Com a vantagem de que ao contrário do que ocorreu em 1964, desta vez o método será outro. Ao invés de prender e torturar em delegacias e quarteis militares, com a indesejável criação de mortos que se tornam desaparecidos, os prisioneiros permanecerão confinados. Não se trata de uma distopia de fundo kafkiano, mas de um desdobramento da crise generalizada capaz de desestabilizar todas as certezas. Estamos no olho do furacão, e tudo indica que às vésperas de uma metamorfose do mundo, de passagem para uma sociedade de catástrofe, como a designou o sociólogo alemão Ulrich Bech.

Pensando num lugar assim em que se vive em estado de extrema opressão, fui à estante procurar um livro que relatasse experiências passadas nos campos de extermínio nazistas. Logo me deparei com “É isto um homem?”, pungente testemunho da tragédia do judeu italiano Primo Levi, deportado para Auschwitz em 1944. A seu lado um titulo logo me atraiu, “Um belo domingo”, de Jorge Semprun. (Editora Nova Fronteira, 1982)

Folheei e vi que nele havia marcado um trecho.

Eram cinco horas de uma manhã gelada e coberta de neve.

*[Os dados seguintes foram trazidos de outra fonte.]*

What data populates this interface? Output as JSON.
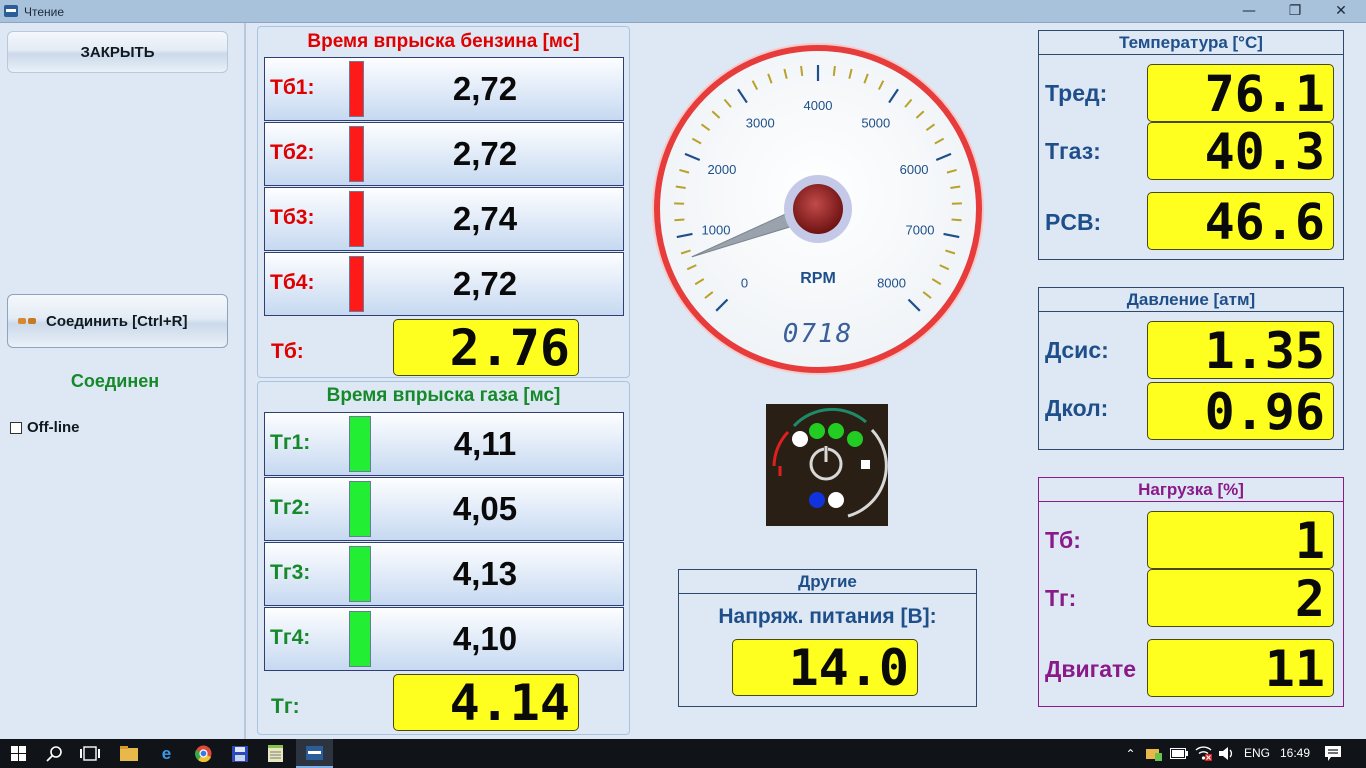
{
  "window": {
    "title": "Чтение",
    "minimize": "—",
    "restore": "❐",
    "close": "✕"
  },
  "left": {
    "close_button": "ЗАКРЫТЬ",
    "connect_button": "Соединить [Ctrl+R]",
    "status": "Соединен",
    "offline_label": "Off-line",
    "offline_checked": false
  },
  "petrol": {
    "title": "Время впрыска бензина [мс]",
    "color": "#e00000",
    "rows": [
      {
        "label": "Тб1:",
        "value": "2,72"
      },
      {
        "label": "Тб2:",
        "value": "2,72"
      },
      {
        "label": "Тб3:",
        "value": "2,74"
      },
      {
        "label": "Тб4:",
        "value": "2,72"
      }
    ],
    "sum_label": "Тб:",
    "sum_value": "2.76"
  },
  "gas": {
    "title": "Время впрыска газа [мс]",
    "color": "#168a2a",
    "rows": [
      {
        "label": "Тг1:",
        "value": "4,11"
      },
      {
        "label": "Тг2:",
        "value": "4,05"
      },
      {
        "label": "Тг3:",
        "value": "4,13"
      },
      {
        "label": "Тг4:",
        "value": "4,10"
      }
    ],
    "sum_label": "Тг:",
    "sum_value": "4.14"
  },
  "gauge": {
    "unit": "RPM",
    "rpm": 718,
    "readout": "0718",
    "max": 8000,
    "ticks": [
      "0",
      "1000",
      "2000",
      "3000",
      "4000",
      "5000",
      "6000",
      "7000",
      "8000"
    ]
  },
  "other": {
    "title": "Другие",
    "voltage_label": "Напряж. питания [В]:",
    "voltage_value": "14.0"
  },
  "temperature": {
    "title": "Температура [°C]",
    "rows": [
      {
        "label": "Тред:",
        "value": "76.1"
      },
      {
        "label": "Тгаз:",
        "value": "40.3"
      },
      {
        "label": "PCB:",
        "value": "46.6"
      }
    ]
  },
  "pressure": {
    "title": "Давление [атм]",
    "rows": [
      {
        "label": "Дсис:",
        "value": "1.35"
      },
      {
        "label": "Дкол:",
        "value": "0.96"
      }
    ]
  },
  "load": {
    "title": "Нагрузка [%]",
    "rows": [
      {
        "label": "Тб:",
        "value": "1"
      },
      {
        "label": "Тг:",
        "value": "2"
      },
      {
        "label": "Двигате",
        "value": "11"
      }
    ]
  },
  "taskbar": {
    "lang": "ENG",
    "time": "16:49"
  },
  "colors": {
    "blue_title": "#1f4f8a",
    "load_purple": "#8a1a8a",
    "gas_bar": "#22ee33",
    "petrol_bar": "#ff1a1a",
    "readout_yellow": "#ffff1f"
  }
}
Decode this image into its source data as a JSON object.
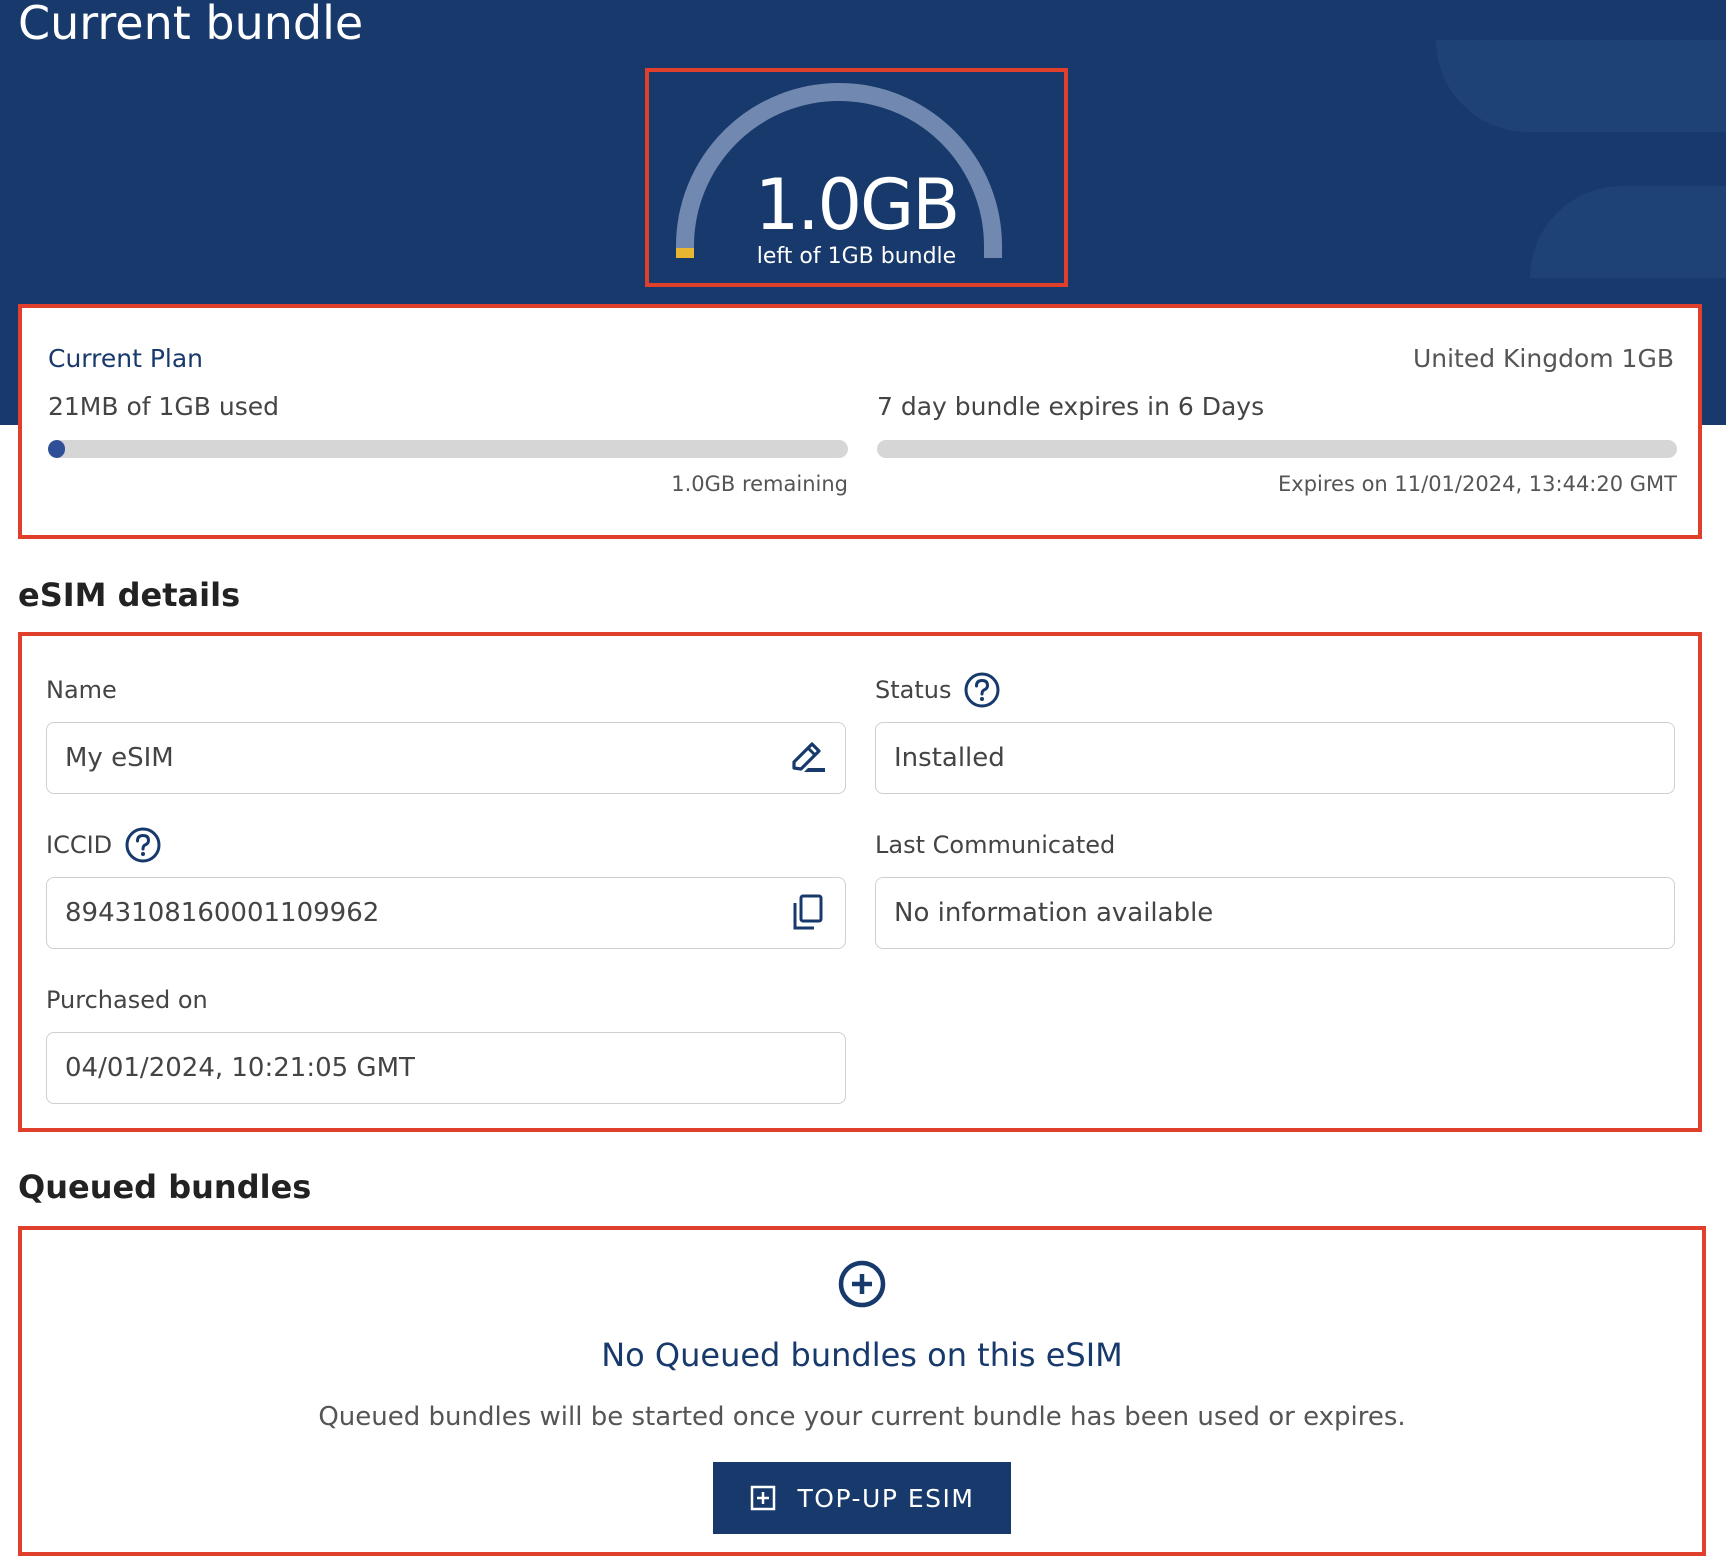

Sentados no banco do refeitório do Bloco 40, estavam o francês Barizon, o espanhol Semprun, codinome Gérard, e outros prisioneiros, russos, poloneses, judeus, húngaros, alemães e tchecos. Começava o mês de dezembro de 1944 no campo de concentração de Buchenwald, em Ettersberg, na Alemanha. De repente Barizon ergueu a gola do casaco e disse: “Que belo domingo, rapazes!” Ele disse isso com uma expressão exagerada de riso, sem que nada explicasse sua repentina e desesperada exclamação.

Quarenta anos depois, Semprun, comunista, mais tarde expulso do Partido, escritor e roteirista escreveu este “Um belo Domingo”, uma viagem carregada de paixão por aquele inferno angustiante do campo de Buchenwald. Livro que ele transformou num libelo contra o totalitarismo e a favor da liberdade do homem, denunciando dois sistemas de vida igualmente opressivos, os campos de concentração nazistas e o stalinismo, com os campos do Gulag russo.

Talvez uma recordação da primavera tivesse ocorrido a Barizon naquela manhã em que a neve caía em rajadas. Talvez um presságio de esperança da vitória da vida sobre a bárbarie, que afinal viria em junho de 1945, às vésperas do final da Segunda Guerra, quando os prisioneiros foram libertados de Buchenwald, na floresta de Ettersberg.